Hi @exdevlin, I was able to reproduce this error, when I initialised folder with id of type int instead of str. Actually this is exactly what exception message says. My code sample, which causes that: client.folder(168518778972).get_chunked_uploader('path/to/file.pdf') but should be: client.folder('168518778972').get_chunked_uploader('path/to/file.pdf') Is it possible that somewhere in your code you use int to get your destination folder?

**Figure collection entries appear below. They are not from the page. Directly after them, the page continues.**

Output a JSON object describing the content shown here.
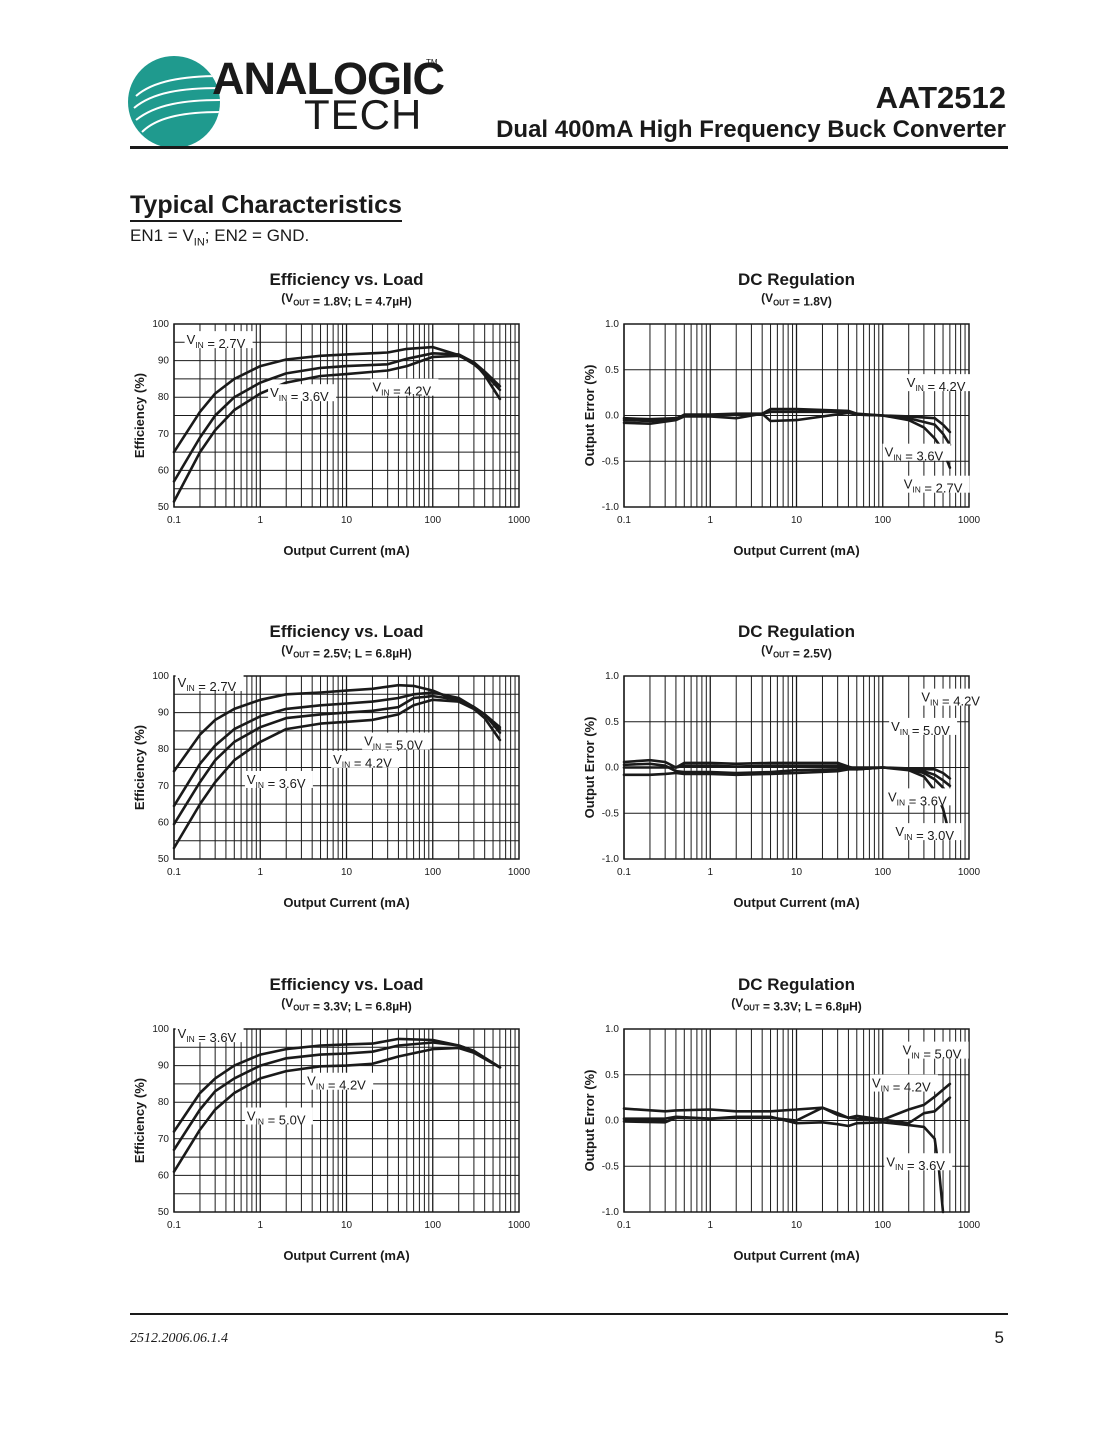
{
  "header": {
    "logo": {
      "line1": "ANALOGIC",
      "line2": "TECH",
      "tm": "TM",
      "brand_color": "#1f9a8e"
    },
    "title": "AAT2512",
    "subtitle": "Dual 400mA High Frequency Buck Converter"
  },
  "section": {
    "title": "Typical Characteristics",
    "condition_prefix": "EN1 = V",
    "condition_sub": "IN",
    "condition_suffix": "; EN2 = GND."
  },
  "footer": {
    "doc_code": "2512.2006.06.1.4",
    "page_number": "5"
  },
  "chart_data": [
    {
      "id": "eff-1v8",
      "type": "line",
      "title": "Efficiency vs. Load",
      "subtitle": "(VOUT = 1.8V; L = 4.7µH)",
      "xlabel": "Output Current (mA)",
      "ylabel": "Efficiency (%)",
      "xscale": "log",
      "xlim": [
        0.1,
        1000
      ],
      "ylim": [
        50,
        100
      ],
      "xticks": [
        "0.1",
        "1",
        "10",
        "100",
        "1000"
      ],
      "yticks": [
        "50",
        "60",
        "70",
        "80",
        "90",
        "100"
      ],
      "grid": true,
      "series": [
        {
          "name": "VIN = 2.7V",
          "x": [
            0.1,
            0.2,
            0.3,
            0.5,
            1,
            2,
            5,
            10,
            30,
            50,
            100,
            200,
            300,
            400,
            600
          ],
          "y": [
            65,
            76,
            81,
            85,
            88.5,
            90.3,
            91.3,
            91.7,
            92.2,
            93.2,
            93.7,
            91.5,
            89,
            86.5,
            82
          ]
        },
        {
          "name": "VIN = 3.6V",
          "x": [
            0.1,
            0.2,
            0.3,
            0.5,
            1,
            2,
            5,
            10,
            30,
            50,
            100,
            200,
            300,
            400,
            600
          ],
          "y": [
            57,
            69,
            75,
            80,
            84,
            86.5,
            88,
            88.5,
            89,
            90.5,
            92,
            91.7,
            89.5,
            87,
            83
          ]
        },
        {
          "name": "VIN = 4.2V",
          "x": [
            0.1,
            0.2,
            0.3,
            0.5,
            1,
            2,
            5,
            10,
            30,
            50,
            100,
            200,
            300,
            400,
            600
          ],
          "y": [
            51.5,
            65,
            71,
            76.5,
            81,
            84,
            85.8,
            86.3,
            87.3,
            88.5,
            91,
            91.3,
            89.5,
            86,
            79.5
          ]
        }
      ],
      "labels": [
        {
          "text": "2.7V",
          "x": 0.14,
          "y": 94.5
        },
        {
          "text": "3.6V",
          "x": 1.3,
          "y": 80
        },
        {
          "text": "4.2V",
          "x": 20,
          "y": 81.5
        }
      ]
    },
    {
      "id": "reg-1v8",
      "type": "line",
      "title": "DC Regulation",
      "subtitle": "(VOUT = 1.8V)",
      "xlabel": "Output Current (mA)",
      "ylabel": "Output Error (%)",
      "xscale": "log",
      "xlim": [
        0.1,
        1000
      ],
      "ylim": [
        -1.0,
        1.0
      ],
      "xticks": [
        "0.1",
        "1",
        "10",
        "100",
        "1000"
      ],
      "yticks": [
        "-1.0",
        "-0.5",
        "0.0",
        "0.5",
        "1.0"
      ],
      "grid": true,
      "series": [
        {
          "name": "VIN = 4.2V",
          "x": [
            0.1,
            0.2,
            0.4,
            0.5,
            1,
            2,
            4,
            5,
            10,
            40,
            50,
            100,
            200,
            400,
            500,
            600
          ],
          "y": [
            -0.03,
            -0.04,
            -0.03,
            0.0,
            0.0,
            0.01,
            0.02,
            0.07,
            0.07,
            0.05,
            0.02,
            0.0,
            -0.01,
            -0.03,
            -0.1,
            -0.18
          ]
        },
        {
          "name": "VIN = 3.6V",
          "x": [
            0.1,
            0.2,
            0.4,
            0.5,
            1,
            2,
            4,
            5,
            10,
            40,
            50,
            100,
            200,
            400,
            500,
            600
          ],
          "y": [
            -0.05,
            -0.06,
            -0.04,
            0.01,
            0.01,
            0.02,
            0.02,
            0.04,
            0.04,
            0.04,
            0.01,
            0.0,
            -0.03,
            -0.1,
            -0.2,
            -0.32
          ]
        },
        {
          "name": "VIN = 2.7V",
          "x": [
            0.1,
            0.2,
            0.4,
            0.5,
            1,
            2,
            4,
            5,
            10,
            40,
            50,
            100,
            200,
            300,
            400,
            500,
            600
          ],
          "y": [
            -0.08,
            -0.09,
            -0.05,
            -0.01,
            -0.01,
            -0.03,
            0.02,
            -0.06,
            -0.05,
            0.03,
            0.01,
            0.0,
            -0.05,
            -0.13,
            -0.25,
            -0.38,
            -0.57
          ]
        }
      ],
      "labels": [
        {
          "text": "4.2V",
          "x": 190,
          "y": 0.31
        },
        {
          "text": "3.6V",
          "x": 105,
          "y": -0.45
        },
        {
          "text": "2.7V",
          "x": 175,
          "y": -0.8
        }
      ]
    },
    {
      "id": "eff-2v5",
      "type": "line",
      "title": "Efficiency vs. Load",
      "subtitle": "(VOUT = 2.5V; L = 6.8µH)",
      "xlabel": "Output Current (mA)",
      "ylabel": "Efficiency (%)",
      "xscale": "log",
      "xlim": [
        0.1,
        1000
      ],
      "ylim": [
        50,
        100
      ],
      "xticks": [
        "0.1",
        "1",
        "10",
        "100",
        "1000"
      ],
      "yticks": [
        "50",
        "60",
        "70",
        "80",
        "90",
        "100"
      ],
      "grid": true,
      "series": [
        {
          "name": "VIN = 2.7V",
          "x": [
            0.1,
            0.2,
            0.3,
            0.5,
            1,
            2,
            5,
            10,
            20,
            40,
            60,
            100,
            200,
            300,
            400,
            600
          ],
          "y": [
            74,
            84,
            88,
            91,
            93.5,
            95,
            95.5,
            96,
            96.5,
            97.5,
            97.3,
            96,
            93,
            91,
            88.5,
            82.5
          ]
        },
        {
          "name": "VIN = 3.6V",
          "x": [
            0.1,
            0.2,
            0.3,
            0.5,
            1,
            2,
            5,
            10,
            20,
            40,
            60,
            100,
            200,
            300,
            400,
            600
          ],
          "y": [
            64.5,
            76,
            81,
            85.5,
            89,
            91,
            92,
            92.5,
            93,
            94,
            95,
            95.5,
            94,
            91.5,
            89.5,
            84.5
          ]
        },
        {
          "name": "VIN = 4.2V",
          "x": [
            0.1,
            0.2,
            0.3,
            0.5,
            1,
            2,
            5,
            10,
            20,
            40,
            60,
            100,
            200,
            300,
            400,
            600
          ],
          "y": [
            59.5,
            71,
            77,
            82,
            86,
            88.5,
            89.5,
            90,
            90.5,
            91.5,
            94,
            94.5,
            93.5,
            91.5,
            89.5,
            85.5
          ]
        },
        {
          "name": "VIN = 5.0V",
          "x": [
            0.1,
            0.2,
            0.3,
            0.5,
            1,
            2,
            5,
            10,
            20,
            40,
            60,
            100,
            200,
            300,
            400,
            600
          ],
          "y": [
            53,
            65,
            71,
            77,
            82,
            85.5,
            87,
            87.5,
            88,
            89.5,
            92,
            93.5,
            93,
            91.5,
            89.5,
            86
          ]
        }
      ],
      "labels": [
        {
          "text": "2.7V",
          "x": 0.11,
          "y": 97
        },
        {
          "text": "5.0V",
          "x": 16,
          "y": 81
        },
        {
          "text": "4.2V",
          "x": 7,
          "y": 76
        },
        {
          "text": "3.6V",
          "x": 0.7,
          "y": 70.5
        }
      ]
    },
    {
      "id": "reg-2v5",
      "type": "line",
      "title": "DC Regulation",
      "subtitle": "(VOUT = 2.5V)",
      "xlabel": "Output Current (mA)",
      "ylabel": "Output Error (%)",
      "xscale": "log",
      "xlim": [
        0.1,
        1000
      ],
      "ylim": [
        -1.0,
        1.0
      ],
      "xticks": [
        "0.1",
        "1",
        "10",
        "100",
        "1000"
      ],
      "yticks": [
        "-1.0",
        "-0.5",
        "0.0",
        "0.5",
        "1.0"
      ],
      "grid": true,
      "series": [
        {
          "name": "VIN = 4.2V",
          "x": [
            0.1,
            0.2,
            0.3,
            0.4,
            0.5,
            1,
            2,
            5,
            10,
            30,
            40,
            50,
            100,
            200,
            400,
            500,
            600
          ],
          "y": [
            0.06,
            0.08,
            0.06,
            0.0,
            0.05,
            0.05,
            0.04,
            0.05,
            0.05,
            0.05,
            0.01,
            -0.02,
            0.0,
            -0.02,
            -0.02,
            -0.06,
            -0.12
          ]
        },
        {
          "name": "VIN = 5.0V",
          "x": [
            0.1,
            0.2,
            0.3,
            0.4,
            0.5,
            1,
            2,
            5,
            10,
            30,
            40,
            50,
            100,
            200,
            300,
            400,
            500,
            600
          ],
          "y": [
            0.03,
            0.04,
            0.02,
            -0.04,
            -0.05,
            -0.05,
            -0.06,
            -0.05,
            -0.03,
            -0.02,
            0.0,
            0.0,
            0.0,
            -0.01,
            -0.04,
            -0.08,
            -0.14,
            -0.2
          ]
        },
        {
          "name": "VIN = 3.6V",
          "x": [
            0.1,
            0.2,
            0.3,
            0.4,
            0.5,
            1,
            2,
            5,
            10,
            30,
            40,
            50,
            100,
            200,
            300,
            400,
            500,
            600
          ],
          "y": [
            0.0,
            0.0,
            0.0,
            0.0,
            0.02,
            0.02,
            0.01,
            0.02,
            0.02,
            0.02,
            0.0,
            -0.02,
            0.0,
            -0.02,
            -0.06,
            -0.13,
            -0.22,
            -0.32
          ]
        },
        {
          "name": "VIN = 3.0V",
          "x": [
            0.1,
            0.2,
            0.3,
            0.4,
            0.5,
            1,
            2,
            5,
            10,
            30,
            40,
            50,
            100,
            200,
            300,
            400,
            500,
            600
          ],
          "y": [
            -0.08,
            -0.08,
            -0.07,
            -0.06,
            -0.07,
            -0.07,
            -0.08,
            -0.07,
            -0.06,
            -0.04,
            -0.02,
            -0.02,
            0.0,
            -0.03,
            -0.1,
            -0.25,
            -0.45,
            -0.75
          ]
        }
      ],
      "labels": [
        {
          "text": "4.2V",
          "x": 280,
          "y": 0.72
        },
        {
          "text": "5.0V",
          "x": 125,
          "y": 0.4
        },
        {
          "text": "3.6V",
          "x": 115,
          "y": -0.37
        },
        {
          "text": "3.0V",
          "x": 140,
          "y": -0.75
        }
      ]
    },
    {
      "id": "eff-3v3",
      "type": "line",
      "title": "Efficiency vs. Load",
      "subtitle": "(VOUT = 3.3V; L = 6.8µH)",
      "xlabel": "Output Current (mA)",
      "ylabel": "Efficiency (%)",
      "xscale": "log",
      "xlim": [
        0.1,
        1000
      ],
      "ylim": [
        50,
        100
      ],
      "xticks": [
        "0.1",
        "1",
        "10",
        "100",
        "1000"
      ],
      "yticks": [
        "50",
        "60",
        "70",
        "80",
        "90",
        "100"
      ],
      "grid": true,
      "series": [
        {
          "name": "VIN = 3.6V",
          "x": [
            0.1,
            0.2,
            0.3,
            0.5,
            1,
            2,
            5,
            10,
            20,
            40,
            100,
            200,
            300,
            600
          ],
          "y": [
            72,
            82.5,
            86.5,
            90,
            93,
            94.5,
            95.5,
            95.8,
            96,
            97.3,
            97,
            95.5,
            94,
            89.5
          ]
        },
        {
          "name": "VIN = 4.2V",
          "x": [
            0.1,
            0.2,
            0.3,
            0.5,
            1,
            2,
            5,
            10,
            20,
            40,
            100,
            200,
            300,
            600
          ],
          "y": [
            67,
            78,
            83,
            86.5,
            90,
            92,
            93,
            93.3,
            93.8,
            95.5,
            96.3,
            95.5,
            94,
            89.5
          ]
        },
        {
          "name": "VIN = 5.0V",
          "x": [
            0.1,
            0.2,
            0.3,
            0.5,
            1,
            2,
            5,
            10,
            20,
            40,
            100,
            200,
            300,
            600
          ],
          "y": [
            61,
            72.5,
            78,
            82.5,
            86.5,
            88.5,
            89.8,
            90,
            90.5,
            92.5,
            94.5,
            94.8,
            93.5,
            89.5
          ]
        }
      ],
      "labels": [
        {
          "text": "3.6V",
          "x": 0.11,
          "y": 97.5
        },
        {
          "text": "4.2V",
          "x": 3.5,
          "y": 84.5
        },
        {
          "text": "5.0V",
          "x": 0.7,
          "y": 75
        }
      ]
    },
    {
      "id": "reg-3v3",
      "type": "line",
      "title": "DC Regulation",
      "subtitle": "(VOUT = 3.3V; L = 6.8µH)",
      "xlabel": "Output Current (mA)",
      "ylabel": "Output Error (%)",
      "xscale": "log",
      "xlim": [
        0.1,
        1000
      ],
      "ylim": [
        -1.0,
        1.0
      ],
      "xticks": [
        "0.1",
        "1",
        "10",
        "100",
        "1000"
      ],
      "yticks": [
        "-1.0",
        "-0.5",
        "0.0",
        "0.5",
        "1.0"
      ],
      "grid": true,
      "series": [
        {
          "name": "VIN = 5.0V",
          "x": [
            0.1,
            0.3,
            0.4,
            1,
            2,
            5,
            10,
            20,
            30,
            40,
            50,
            100,
            200,
            300,
            400,
            600
          ],
          "y": [
            0.13,
            0.1,
            0.11,
            0.12,
            0.1,
            0.1,
            0.12,
            0.14,
            0.08,
            0.03,
            0.02,
            0.01,
            0.12,
            0.17,
            0.26,
            0.4
          ]
        },
        {
          "name": "VIN = 4.2V",
          "x": [
            0.1,
            0.3,
            0.4,
            1,
            2,
            5,
            10,
            20,
            30,
            40,
            50,
            100,
            200,
            300,
            400,
            600
          ],
          "y": [
            0.02,
            0.02,
            0.04,
            0.02,
            0.03,
            0.03,
            0.0,
            0.14,
            0.06,
            0.03,
            0.05,
            0.01,
            -0.03,
            0.08,
            0.1,
            0.25
          ]
        },
        {
          "name": "VIN = 3.6V",
          "x": [
            0.1,
            0.3,
            0.4,
            1,
            2,
            5,
            10,
            20,
            30,
            40,
            50,
            100,
            200,
            300,
            400,
            450,
            500
          ],
          "y": [
            -0.01,
            -0.02,
            0.03,
            0.02,
            0.04,
            0.04,
            -0.03,
            -0.02,
            -0.04,
            -0.06,
            -0.03,
            -0.02,
            -0.05,
            -0.07,
            -0.2,
            -0.55,
            -1.0
          ]
        }
      ],
      "labels": [
        {
          "text": "5.0V",
          "x": 170,
          "y": 0.72
        },
        {
          "text": "4.2V",
          "x": 75,
          "y": 0.36
        },
        {
          "text": "3.6V",
          "x": 110,
          "y": -0.5
        }
      ]
    }
  ]
}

As a quick solution I would suggest to modify to your code to: destination_folder.get().get_chunked_uploader(source_path). get() method will get all information about this folder including id as str, which should solve the issue. As a long term solution you may try to debug how int id gets there in the first place and try to eliminate it. Please let us know if it helped.

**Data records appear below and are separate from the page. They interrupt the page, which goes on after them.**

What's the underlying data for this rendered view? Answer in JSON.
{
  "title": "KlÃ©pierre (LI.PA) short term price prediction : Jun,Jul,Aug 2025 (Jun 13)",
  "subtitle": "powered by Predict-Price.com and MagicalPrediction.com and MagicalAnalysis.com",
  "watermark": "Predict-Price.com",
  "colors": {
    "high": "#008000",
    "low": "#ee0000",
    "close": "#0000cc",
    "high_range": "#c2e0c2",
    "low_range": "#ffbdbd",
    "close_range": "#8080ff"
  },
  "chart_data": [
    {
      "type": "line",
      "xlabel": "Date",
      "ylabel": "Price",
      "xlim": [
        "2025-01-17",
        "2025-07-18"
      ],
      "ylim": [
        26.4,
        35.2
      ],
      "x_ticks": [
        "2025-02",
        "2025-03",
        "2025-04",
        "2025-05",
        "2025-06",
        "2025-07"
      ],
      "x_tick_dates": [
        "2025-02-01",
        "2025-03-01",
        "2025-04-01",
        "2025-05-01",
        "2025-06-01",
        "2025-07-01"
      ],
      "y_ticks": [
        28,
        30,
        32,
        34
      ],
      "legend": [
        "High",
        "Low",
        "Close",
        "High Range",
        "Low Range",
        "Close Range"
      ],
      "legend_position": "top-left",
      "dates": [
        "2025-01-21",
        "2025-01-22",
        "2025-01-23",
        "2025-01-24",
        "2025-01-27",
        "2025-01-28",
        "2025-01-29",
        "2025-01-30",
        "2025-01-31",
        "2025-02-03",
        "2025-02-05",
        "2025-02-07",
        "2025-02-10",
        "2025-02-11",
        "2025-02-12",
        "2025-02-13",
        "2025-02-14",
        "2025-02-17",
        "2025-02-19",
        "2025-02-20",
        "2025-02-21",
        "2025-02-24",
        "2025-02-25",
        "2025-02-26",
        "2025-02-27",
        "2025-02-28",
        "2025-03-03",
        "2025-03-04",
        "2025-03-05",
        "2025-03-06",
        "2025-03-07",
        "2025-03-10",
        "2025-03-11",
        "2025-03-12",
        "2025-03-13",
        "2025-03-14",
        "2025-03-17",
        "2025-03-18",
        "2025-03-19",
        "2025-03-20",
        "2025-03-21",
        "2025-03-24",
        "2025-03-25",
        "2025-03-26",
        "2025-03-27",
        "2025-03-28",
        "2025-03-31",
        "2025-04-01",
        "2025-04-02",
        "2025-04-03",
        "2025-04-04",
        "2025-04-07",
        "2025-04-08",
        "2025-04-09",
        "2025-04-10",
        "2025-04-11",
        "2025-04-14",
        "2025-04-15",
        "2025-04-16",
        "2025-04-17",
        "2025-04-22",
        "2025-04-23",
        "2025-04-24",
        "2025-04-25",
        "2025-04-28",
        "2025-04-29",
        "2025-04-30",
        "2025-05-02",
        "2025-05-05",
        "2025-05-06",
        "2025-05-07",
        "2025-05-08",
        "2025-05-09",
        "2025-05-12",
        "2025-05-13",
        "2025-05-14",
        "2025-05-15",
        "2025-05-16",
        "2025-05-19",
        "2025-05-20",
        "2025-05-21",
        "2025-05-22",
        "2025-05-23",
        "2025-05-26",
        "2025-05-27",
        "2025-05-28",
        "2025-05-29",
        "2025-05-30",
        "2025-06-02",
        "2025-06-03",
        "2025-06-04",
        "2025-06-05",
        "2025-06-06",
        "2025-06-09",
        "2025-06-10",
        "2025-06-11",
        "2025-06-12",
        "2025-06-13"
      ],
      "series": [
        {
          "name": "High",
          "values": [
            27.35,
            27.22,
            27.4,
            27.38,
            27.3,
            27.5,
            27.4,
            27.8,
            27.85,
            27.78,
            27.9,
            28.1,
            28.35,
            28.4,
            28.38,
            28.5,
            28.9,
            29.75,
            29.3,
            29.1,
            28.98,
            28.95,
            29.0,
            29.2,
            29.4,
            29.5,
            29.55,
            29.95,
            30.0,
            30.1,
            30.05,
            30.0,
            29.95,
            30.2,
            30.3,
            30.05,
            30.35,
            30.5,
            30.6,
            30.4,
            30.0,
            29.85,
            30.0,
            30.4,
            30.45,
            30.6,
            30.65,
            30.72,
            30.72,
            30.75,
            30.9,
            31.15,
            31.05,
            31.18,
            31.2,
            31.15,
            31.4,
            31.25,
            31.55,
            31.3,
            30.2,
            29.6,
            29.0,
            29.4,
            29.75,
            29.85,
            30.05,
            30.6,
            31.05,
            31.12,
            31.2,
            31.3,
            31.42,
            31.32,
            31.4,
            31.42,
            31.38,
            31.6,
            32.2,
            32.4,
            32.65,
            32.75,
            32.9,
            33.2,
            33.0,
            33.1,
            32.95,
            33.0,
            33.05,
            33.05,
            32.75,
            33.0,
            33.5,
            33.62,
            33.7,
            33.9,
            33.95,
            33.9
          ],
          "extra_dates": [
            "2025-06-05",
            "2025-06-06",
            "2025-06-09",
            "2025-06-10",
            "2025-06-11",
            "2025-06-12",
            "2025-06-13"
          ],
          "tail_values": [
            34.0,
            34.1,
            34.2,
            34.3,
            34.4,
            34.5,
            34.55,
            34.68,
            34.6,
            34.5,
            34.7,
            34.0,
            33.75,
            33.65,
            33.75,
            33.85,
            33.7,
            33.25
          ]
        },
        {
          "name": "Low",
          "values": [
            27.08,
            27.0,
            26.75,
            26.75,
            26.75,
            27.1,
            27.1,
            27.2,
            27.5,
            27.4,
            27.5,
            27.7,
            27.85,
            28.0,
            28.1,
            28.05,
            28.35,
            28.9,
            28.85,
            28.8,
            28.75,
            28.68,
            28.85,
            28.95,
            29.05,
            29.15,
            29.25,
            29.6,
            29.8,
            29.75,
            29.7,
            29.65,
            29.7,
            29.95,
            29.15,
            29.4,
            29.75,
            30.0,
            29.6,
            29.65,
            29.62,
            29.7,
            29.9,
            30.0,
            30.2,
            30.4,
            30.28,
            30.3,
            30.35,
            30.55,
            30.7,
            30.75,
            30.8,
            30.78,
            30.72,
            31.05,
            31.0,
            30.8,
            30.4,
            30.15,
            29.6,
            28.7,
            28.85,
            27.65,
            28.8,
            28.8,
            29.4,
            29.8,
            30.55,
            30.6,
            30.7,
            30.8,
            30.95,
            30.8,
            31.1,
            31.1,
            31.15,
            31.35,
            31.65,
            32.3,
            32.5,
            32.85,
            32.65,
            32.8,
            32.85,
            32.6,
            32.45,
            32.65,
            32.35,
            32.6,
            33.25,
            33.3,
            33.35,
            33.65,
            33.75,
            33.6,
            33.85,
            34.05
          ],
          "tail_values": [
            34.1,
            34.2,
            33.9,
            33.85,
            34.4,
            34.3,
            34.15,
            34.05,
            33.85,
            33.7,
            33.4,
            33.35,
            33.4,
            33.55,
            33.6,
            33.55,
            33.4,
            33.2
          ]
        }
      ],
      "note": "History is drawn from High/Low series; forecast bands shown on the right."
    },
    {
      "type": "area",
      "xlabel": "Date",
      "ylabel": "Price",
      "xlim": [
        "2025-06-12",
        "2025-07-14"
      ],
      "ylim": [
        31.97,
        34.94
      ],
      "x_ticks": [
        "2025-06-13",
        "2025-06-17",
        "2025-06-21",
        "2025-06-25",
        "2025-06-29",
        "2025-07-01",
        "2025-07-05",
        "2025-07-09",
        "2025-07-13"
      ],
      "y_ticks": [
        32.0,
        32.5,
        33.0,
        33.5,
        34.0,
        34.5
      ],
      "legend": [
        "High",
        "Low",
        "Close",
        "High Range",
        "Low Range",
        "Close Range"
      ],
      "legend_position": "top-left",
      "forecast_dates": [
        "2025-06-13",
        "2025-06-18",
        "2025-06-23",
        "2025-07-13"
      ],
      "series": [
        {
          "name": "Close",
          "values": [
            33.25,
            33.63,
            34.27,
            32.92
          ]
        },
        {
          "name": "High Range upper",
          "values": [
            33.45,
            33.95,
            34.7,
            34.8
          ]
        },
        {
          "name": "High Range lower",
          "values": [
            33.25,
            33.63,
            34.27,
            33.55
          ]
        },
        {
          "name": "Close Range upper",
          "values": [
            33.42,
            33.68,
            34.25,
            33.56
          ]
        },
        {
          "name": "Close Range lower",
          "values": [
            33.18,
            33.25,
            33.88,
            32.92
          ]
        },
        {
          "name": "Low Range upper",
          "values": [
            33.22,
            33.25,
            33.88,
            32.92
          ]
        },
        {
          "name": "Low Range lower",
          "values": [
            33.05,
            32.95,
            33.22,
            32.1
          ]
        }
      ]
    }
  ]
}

exdevlin commented 1 year ago

As I mentioned in a previous comment: "This error is curious to us because everywhere we've been able to, we have passed along string-cast IDs". Hence the confusion around this error. I also mentioned that this is the same object that was previously initialized and used without issue before the 15 minute gap.

I can try to chain the additional .get() and see if that helps, but given the previous pattern, I suspect the .get() call will fail instead of the .get_chunked_uploader() call, as it has historically failed immediately upon trying to contact the Box API.

Jeff-Meadows commented 1 year ago

I went ahead and found the code in our backend that rejects calls made with a number instead of a string, and it is not used on all of our endpoints (but it is used when creating a chunked upload session). It's definitely a little strange that you're ending up with a folder with an object_id that's a number - I tried creating a folder in a number of different ways and I always ended up with a string ID. I suspect the only way to figure out what's going on there is to periodically (or before/after each call) to log your objects, including the type of its ID, and try to figure out how that's going on.

Perhaps one of our endpoints is erroneously returning a folder ID as a number, or perhaps there's a code path in the SDK that's doing something wrong. I've been unable to find either of those so far, though.

exdevlin commented 1 year ago

Good morning!

We have moved to explicitly storing all string IDs in our code, and it appears to have fixed that specific error. However, it did not help fix the original issue with the 'Connection reset by peer' error. It seems that the only solution going forward is to force a reauth anytime this exception occurs.

Jeff-Meadows commented 1 year ago

Hi @exdevlin - thanks for the update. I'm glad the specific error has been fixed. I'm going to follow up with a few teams to try to figure out if there's something going on with Box's systems to cause the Connection reset by peer error. I think it's good that your code is prepared to handle that error, but it'll be even better if it doesn't have to handle it very often.

To be clear - you've tried simply retrying the request when you get that error, and it doesn't work? You have to re-auth?

exdevlin commented 1 year ago

Hey @Jeff-Meadows , simply retrying the operation was what we first tried several weeks ago, and it would just leave us in an unending loop of retries. We found that recreating the Client object worked.

Jeff-Meadows commented 1 year ago

Thanks for the info @exdevlin - so it just kept getting the "Connection reset by peer" repeatedly until a re-auth? Sorry, I'm not sure I understood that until now.